Zufrieden geben würde sich die Irredenta jedoch bereits mit einem südlicheren Grenzverlauf von Noce bis Lavis, dort über die Etsch und das Fleimstal entlang; denn einerseits wüssten die Irredentisten, dass Österreich aus strategischen Gründen nicht alle von Italienern bewohnten Gebiete abtreten könne. Darüber hinaus benötige der Irredentismus Italiener im österreichischen Teil Tirols für spätere Ziele, denn nur so könne er (mit dem Geld der Lega Nazionale) die Sprachgrenze weiter nach Norden verschieben. Der Konsul verweist auf Klagen von 1848, wo bereits die Italianisierung deutscher Ortsnamen gebrandmarkt wurde und führt an, dass bereits italienische Höfe im Etschtal weit über Bozen hinaus zu finden seien. 

Im Falle einer Abtretung von Teilen Tirols würde die Irredenta das deutschsprachige Südtirol bis ins mittlere Eisacktal und weit in den Vintschgau hinein bedrohen. Aufgrund der schlechteren wirtschaftlichen Bedingungen in Italien wären die seinerzeitigen Welschtiroler (nunmehr: Ausländer) gezwungen, in den österreichischen Norden zu emigrieren und nunmehr die Speerspitze des Irredentismus zu bilden. Speziell die Trienter Weinbauern, die der italienischen Konkurrenz nicht gewachsen seien, müssten Österreich über die neue Grenze folgen.

Nach einigen Auslassungen über den italienisch-nationalistischen Trienter Bischof Celestino Endrizzi schließt Pflügl mit der Forderung – da es nicht genüge, wenn sich der Deutsche Schulverein für die Bildung der Tiroler Kinder engagiere - , dass die Regierung das deutschsprachige, kaisertreue Bauerntum Südtirols wirtschaftlich gezielt unterstützen solle, um dessen Auswanderung zu verhindern – das sei die Antwort auf die Strategien der nach Norden drängenden Irredenta.

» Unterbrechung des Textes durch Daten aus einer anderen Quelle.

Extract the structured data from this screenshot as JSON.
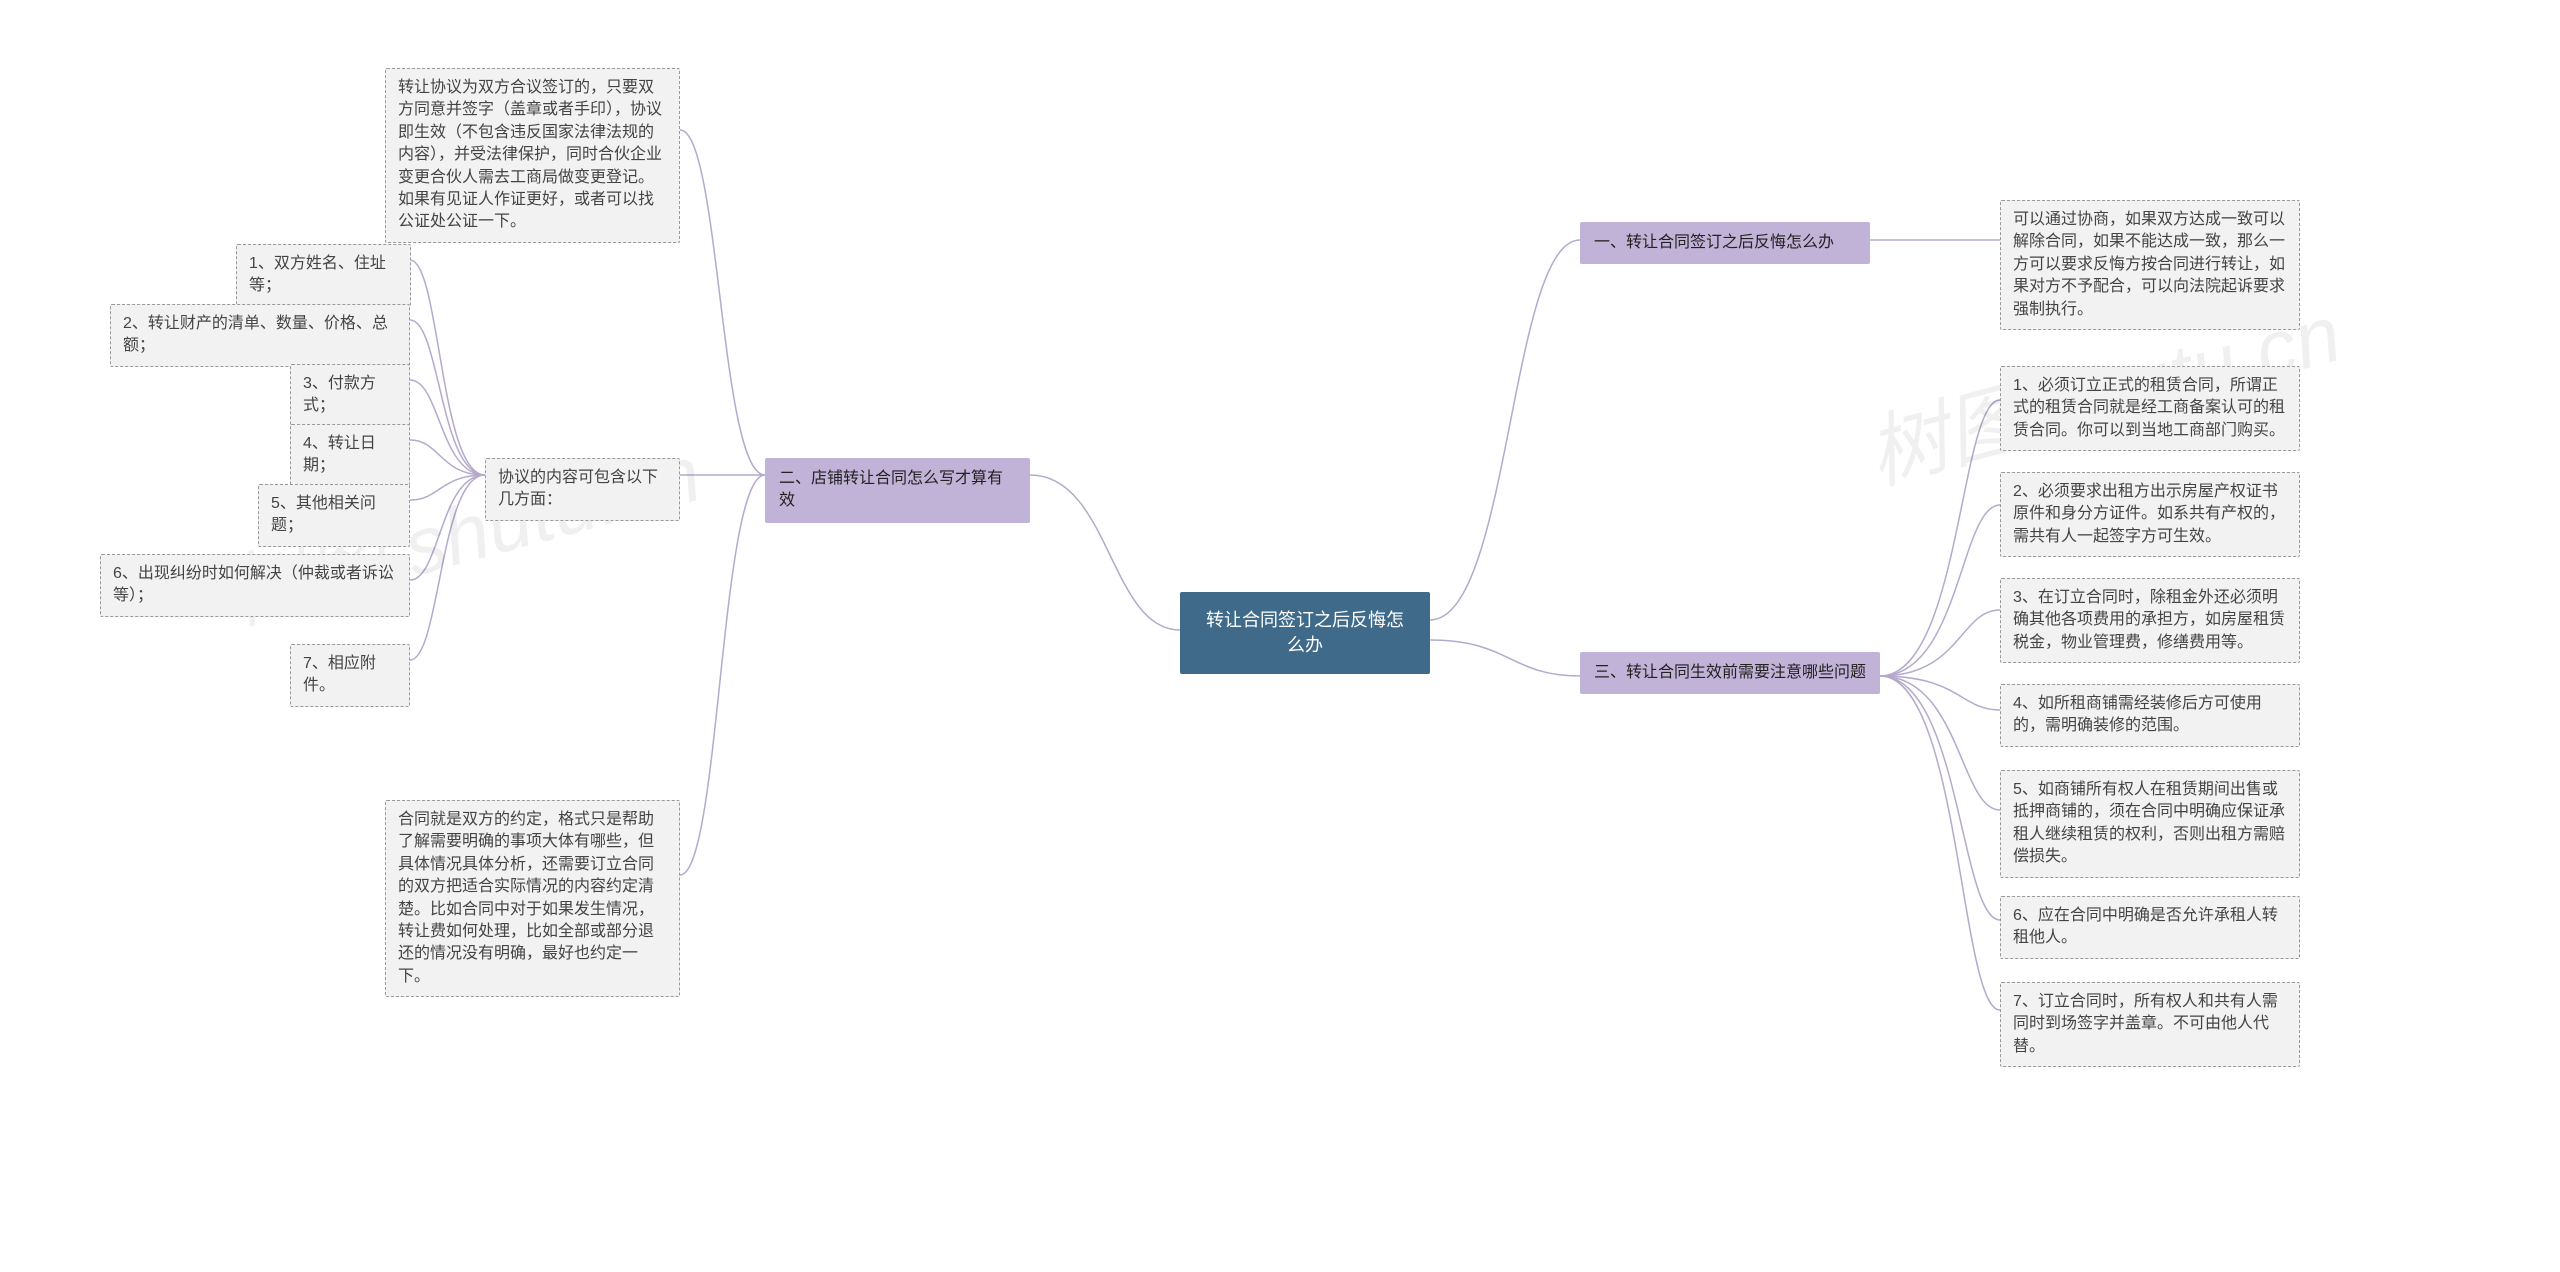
{
  "root": "转让合同签订之后反悔怎么办",
  "watermark": "树图 shutu.cn",
  "right": {
    "section1": {
      "title": "一、转让合同签订之后反悔怎么办",
      "item1": "可以通过协商，如果双方达成一致可以解除合同，如果不能达成一致，那么一方可以要求反悔方按合同进行转让，如果对方不予配合，可以向法院起诉要求强制执行。"
    },
    "section3": {
      "title": "三、转让合同生效前需要注意哪些问题",
      "item1": "1、必须订立正式的租赁合同，所谓正式的租赁合同就是经工商备案认可的租赁合同。你可以到当地工商部门购买。",
      "item2": "2、必须要求出租方出示房屋产权证书原件和身分方证件。如系共有产权的，需共有人一起签字方可生效。",
      "item3": "3、在订立合同时，除租金外还必须明确其他各项费用的承担方，如房屋租赁税金，物业管理费，修缮费用等。",
      "item4": "4、如所租商铺需经装修后方可使用的，需明确装修的范围。",
      "item5": "5、如商铺所有权人在租赁期间出售或抵押商铺的，须在合同中明确应保证承租人继续租赁的权利，否则出租方需赔偿损失。",
      "item6": "6、应在合同中明确是否允许承租人转租他人。",
      "item7": "7、订立合同时，所有权人和共有人需同时到场签字并盖章。不可由他人代替。"
    }
  },
  "left": {
    "section2": {
      "title": "二、店铺转让合同怎么写才算有效",
      "top": "转让协议为双方合议签订的，只要双方同意并签字（盖章或者手印），协议即生效（不包含违反国家法律法规的内容），并受法律保护，同时合伙企业变更合伙人需去工商局做变更登记。如果有见证人作证更好，或者可以找公证处公证一下。",
      "aspects": {
        "title": "协议的内容可包含以下几方面：",
        "item1": "1、双方姓名、住址等；",
        "item2": "2、转让财产的清单、数量、价格、总额；",
        "item3": "3、付款方式；",
        "item4": "4、转让日期；",
        "item5": "5、其他相关问题；",
        "item6": "6、出现纠纷时如何解决（仲裁或者诉讼等）；",
        "item7": "7、相应附件。"
      },
      "bottom": "合同就是双方的约定，格式只是帮助了解需要明确的事项大体有哪些，但具体情况具体分析，还需要订立合同的双方把适合实际情况的内容约定清楚。比如合同中对于如果发生情况，转让费如何处理，比如全部或部分退还的情况没有明确，最好也约定一下。"
    }
  }
}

Egon (Edler von) Pflügl (Linz 9. September 1869-Wien 18. Juni 1960) war Unterstaatssekretär im Staatsamt des Äußern vom 5. November 1918 bis zum 17. Oktober 1919 und Autor von „Die nationale Entwicklung Tirols in den letzten Jahrzehnten. Deutschtum im Kampf gegen italienisches Ausbreitungsbestreben“, 1918.